Although they have died, James Baldwin and Nina Simone are but two examples of the Anthrocrats that are already showing up.


James Baldwin, 1924-1967

The complexity of Baldwin’s reflections on race, sexuality, and politics anticipated the confusion and nuance of the Anthropocene today. Baldwin was and remains renowned. His influence will be felt down through the halls of the future. He did not get the rapt attention he deserved during his lifetime, however. His is still a name that most Americans do not know, and, if they did, many of them would ban his books. For the ‘Cene to make the scene, to survive and thrive in the indefinite era of realization that beckons it, people like Baldwin should be respected as royalty.




Not surprisingly, Nina Simone was a friend of James Baldwin.

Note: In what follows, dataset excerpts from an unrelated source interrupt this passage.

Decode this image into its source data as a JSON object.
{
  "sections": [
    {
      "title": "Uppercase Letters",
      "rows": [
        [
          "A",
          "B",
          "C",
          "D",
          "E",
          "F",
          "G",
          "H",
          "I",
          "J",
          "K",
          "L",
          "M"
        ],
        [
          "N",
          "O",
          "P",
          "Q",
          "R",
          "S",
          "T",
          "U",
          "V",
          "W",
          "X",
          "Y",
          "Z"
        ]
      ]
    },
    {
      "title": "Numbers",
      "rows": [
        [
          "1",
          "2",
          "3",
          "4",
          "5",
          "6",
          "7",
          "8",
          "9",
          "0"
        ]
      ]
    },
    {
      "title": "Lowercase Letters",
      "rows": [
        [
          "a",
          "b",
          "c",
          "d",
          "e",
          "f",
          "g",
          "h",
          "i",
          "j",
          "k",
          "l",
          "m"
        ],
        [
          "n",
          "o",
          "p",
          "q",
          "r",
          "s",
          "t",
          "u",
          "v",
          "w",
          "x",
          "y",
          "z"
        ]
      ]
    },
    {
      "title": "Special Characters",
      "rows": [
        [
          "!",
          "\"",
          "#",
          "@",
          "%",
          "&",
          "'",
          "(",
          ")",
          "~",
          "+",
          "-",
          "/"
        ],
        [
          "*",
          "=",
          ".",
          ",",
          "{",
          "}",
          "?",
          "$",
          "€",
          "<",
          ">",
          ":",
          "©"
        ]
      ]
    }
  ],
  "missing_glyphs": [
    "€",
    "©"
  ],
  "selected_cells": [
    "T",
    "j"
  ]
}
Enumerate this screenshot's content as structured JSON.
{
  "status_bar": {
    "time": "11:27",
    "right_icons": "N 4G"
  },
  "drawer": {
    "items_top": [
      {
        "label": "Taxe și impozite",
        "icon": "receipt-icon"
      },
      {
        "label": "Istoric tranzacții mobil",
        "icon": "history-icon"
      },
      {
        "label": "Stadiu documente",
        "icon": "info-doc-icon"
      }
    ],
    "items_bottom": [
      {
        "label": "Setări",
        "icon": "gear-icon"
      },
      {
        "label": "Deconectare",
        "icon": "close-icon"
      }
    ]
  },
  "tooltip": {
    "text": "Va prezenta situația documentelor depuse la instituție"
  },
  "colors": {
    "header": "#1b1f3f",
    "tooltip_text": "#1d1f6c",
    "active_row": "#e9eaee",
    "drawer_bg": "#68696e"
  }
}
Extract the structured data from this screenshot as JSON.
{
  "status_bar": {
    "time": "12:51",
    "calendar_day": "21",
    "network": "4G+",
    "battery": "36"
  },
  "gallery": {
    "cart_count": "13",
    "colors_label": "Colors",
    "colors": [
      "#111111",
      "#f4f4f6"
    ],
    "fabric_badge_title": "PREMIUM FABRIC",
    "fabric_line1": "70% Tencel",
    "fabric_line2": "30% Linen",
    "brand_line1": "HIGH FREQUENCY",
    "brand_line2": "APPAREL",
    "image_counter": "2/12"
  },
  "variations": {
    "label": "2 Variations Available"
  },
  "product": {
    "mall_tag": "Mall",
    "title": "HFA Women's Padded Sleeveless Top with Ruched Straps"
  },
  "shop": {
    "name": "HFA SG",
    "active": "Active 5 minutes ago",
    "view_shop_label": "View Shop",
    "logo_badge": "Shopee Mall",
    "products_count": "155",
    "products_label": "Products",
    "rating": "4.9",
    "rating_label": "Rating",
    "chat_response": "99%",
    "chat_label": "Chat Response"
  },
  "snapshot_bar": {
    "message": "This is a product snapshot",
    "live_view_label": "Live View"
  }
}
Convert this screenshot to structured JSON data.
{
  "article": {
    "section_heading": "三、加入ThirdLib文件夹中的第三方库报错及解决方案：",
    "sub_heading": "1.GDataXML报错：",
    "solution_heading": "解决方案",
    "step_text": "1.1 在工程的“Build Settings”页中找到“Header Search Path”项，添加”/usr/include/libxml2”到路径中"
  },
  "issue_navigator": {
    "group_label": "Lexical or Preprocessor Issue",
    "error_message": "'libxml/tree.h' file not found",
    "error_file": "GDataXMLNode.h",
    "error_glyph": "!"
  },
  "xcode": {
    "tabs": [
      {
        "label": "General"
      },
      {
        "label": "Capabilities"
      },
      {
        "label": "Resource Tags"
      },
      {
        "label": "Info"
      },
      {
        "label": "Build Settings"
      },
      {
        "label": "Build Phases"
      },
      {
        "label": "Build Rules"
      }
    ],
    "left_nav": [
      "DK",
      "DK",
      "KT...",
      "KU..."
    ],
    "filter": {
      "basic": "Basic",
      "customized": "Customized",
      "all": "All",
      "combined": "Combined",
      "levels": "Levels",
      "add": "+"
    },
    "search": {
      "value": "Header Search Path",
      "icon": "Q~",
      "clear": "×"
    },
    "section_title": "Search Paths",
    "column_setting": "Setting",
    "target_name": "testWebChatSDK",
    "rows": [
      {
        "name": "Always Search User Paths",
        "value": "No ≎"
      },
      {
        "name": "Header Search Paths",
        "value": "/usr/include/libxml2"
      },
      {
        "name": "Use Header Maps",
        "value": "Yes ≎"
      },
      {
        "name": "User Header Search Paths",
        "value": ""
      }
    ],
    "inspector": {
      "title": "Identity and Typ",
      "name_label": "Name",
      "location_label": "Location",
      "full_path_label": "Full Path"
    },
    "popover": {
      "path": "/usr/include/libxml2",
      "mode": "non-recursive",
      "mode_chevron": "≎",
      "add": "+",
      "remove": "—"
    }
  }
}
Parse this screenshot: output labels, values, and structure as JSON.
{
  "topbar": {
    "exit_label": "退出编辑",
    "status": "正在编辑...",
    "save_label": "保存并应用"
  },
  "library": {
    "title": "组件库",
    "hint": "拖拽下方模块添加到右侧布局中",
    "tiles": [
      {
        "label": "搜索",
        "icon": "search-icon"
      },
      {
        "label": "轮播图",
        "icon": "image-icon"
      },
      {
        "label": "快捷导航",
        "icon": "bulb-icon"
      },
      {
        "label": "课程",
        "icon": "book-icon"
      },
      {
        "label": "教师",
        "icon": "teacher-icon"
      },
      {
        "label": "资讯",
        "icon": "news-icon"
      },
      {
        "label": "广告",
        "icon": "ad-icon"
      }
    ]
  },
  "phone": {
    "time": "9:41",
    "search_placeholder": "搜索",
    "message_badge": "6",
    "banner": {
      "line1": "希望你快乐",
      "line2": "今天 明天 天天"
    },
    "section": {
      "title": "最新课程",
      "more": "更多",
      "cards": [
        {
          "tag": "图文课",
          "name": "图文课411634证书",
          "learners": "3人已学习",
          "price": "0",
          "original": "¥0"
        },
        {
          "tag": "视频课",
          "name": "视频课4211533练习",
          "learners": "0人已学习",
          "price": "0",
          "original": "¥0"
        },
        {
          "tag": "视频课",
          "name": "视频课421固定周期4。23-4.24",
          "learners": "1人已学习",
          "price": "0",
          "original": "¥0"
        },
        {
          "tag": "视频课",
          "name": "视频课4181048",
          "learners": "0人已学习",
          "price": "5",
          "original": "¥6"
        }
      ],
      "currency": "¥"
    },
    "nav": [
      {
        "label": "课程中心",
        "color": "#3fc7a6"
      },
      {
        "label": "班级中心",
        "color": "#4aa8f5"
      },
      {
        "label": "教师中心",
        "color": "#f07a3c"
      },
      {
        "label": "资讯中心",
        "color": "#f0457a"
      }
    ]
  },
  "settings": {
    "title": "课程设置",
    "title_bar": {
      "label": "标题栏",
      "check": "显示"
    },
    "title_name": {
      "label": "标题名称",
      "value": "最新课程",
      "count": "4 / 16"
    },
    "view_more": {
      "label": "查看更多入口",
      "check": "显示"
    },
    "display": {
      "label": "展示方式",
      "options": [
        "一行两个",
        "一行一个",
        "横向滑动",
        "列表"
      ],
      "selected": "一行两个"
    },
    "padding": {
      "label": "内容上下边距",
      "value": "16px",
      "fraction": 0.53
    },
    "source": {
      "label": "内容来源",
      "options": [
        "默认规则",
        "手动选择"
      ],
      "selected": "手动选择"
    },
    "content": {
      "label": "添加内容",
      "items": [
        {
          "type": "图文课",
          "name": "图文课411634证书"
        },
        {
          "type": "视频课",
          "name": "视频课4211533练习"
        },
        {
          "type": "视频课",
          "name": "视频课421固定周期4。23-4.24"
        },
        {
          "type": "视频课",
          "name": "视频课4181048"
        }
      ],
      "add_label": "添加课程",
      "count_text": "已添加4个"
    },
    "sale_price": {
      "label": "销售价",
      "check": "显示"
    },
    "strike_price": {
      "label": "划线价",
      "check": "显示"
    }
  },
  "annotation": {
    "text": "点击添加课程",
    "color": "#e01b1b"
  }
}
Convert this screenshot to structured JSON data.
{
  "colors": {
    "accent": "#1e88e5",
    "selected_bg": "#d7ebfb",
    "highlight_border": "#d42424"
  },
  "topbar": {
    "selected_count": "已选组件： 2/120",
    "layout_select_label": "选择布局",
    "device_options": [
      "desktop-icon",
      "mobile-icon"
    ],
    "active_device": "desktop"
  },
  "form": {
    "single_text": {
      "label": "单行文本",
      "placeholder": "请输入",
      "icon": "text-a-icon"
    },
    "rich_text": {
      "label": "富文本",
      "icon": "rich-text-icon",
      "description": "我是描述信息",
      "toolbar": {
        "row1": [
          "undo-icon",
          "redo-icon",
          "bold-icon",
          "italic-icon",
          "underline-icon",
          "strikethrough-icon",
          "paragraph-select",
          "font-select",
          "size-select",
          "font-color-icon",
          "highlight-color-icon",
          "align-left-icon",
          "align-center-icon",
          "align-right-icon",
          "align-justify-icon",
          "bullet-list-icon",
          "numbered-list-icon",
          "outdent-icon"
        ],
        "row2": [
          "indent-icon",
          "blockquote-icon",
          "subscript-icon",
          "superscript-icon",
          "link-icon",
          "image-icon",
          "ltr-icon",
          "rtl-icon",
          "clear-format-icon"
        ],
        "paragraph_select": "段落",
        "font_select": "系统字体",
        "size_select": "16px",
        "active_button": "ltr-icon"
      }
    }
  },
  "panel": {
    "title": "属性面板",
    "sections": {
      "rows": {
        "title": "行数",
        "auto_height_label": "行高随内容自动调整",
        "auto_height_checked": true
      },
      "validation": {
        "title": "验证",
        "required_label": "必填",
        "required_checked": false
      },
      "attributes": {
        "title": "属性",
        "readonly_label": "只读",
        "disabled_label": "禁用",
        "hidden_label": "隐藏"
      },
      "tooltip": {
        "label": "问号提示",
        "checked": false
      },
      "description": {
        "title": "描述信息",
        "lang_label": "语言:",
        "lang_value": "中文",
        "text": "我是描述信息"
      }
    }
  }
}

One of eight children growing up poor in segregated North Carolina in the 1940s, Simone faced racism at many, many turns. She was an extraordinarily gifted classical pianist, who sought acceptance at the Curtis Institute of Music in Philadelphia. She was devastated when her application was denied. Many are convinced that Simone, like Billy Holiday, was hounded by racial prejudice. In the 1980s Simone was diagnosed with bipolar disorder. That may have been genetic and always present. On the other hand, it may have also been a result of the pressure of having such incredible talent and being continuously oppressed because of the color of her skin.


How would you feel if the Klan had the right to hang you simply because they wanted to? That would sure make me nuts. QAnon and Company are itching to bring us back to those days and before.


Royalty for Nina in the ‘Cene!


So, let us not renounce aristocracy. Let’s reframe what we mean by it in the Anthropocene. Let’s make it more inclusive, bigger, and yeastier.


[1] The words “ordinary,” “disregarded” and “elite” all need to be unpacked.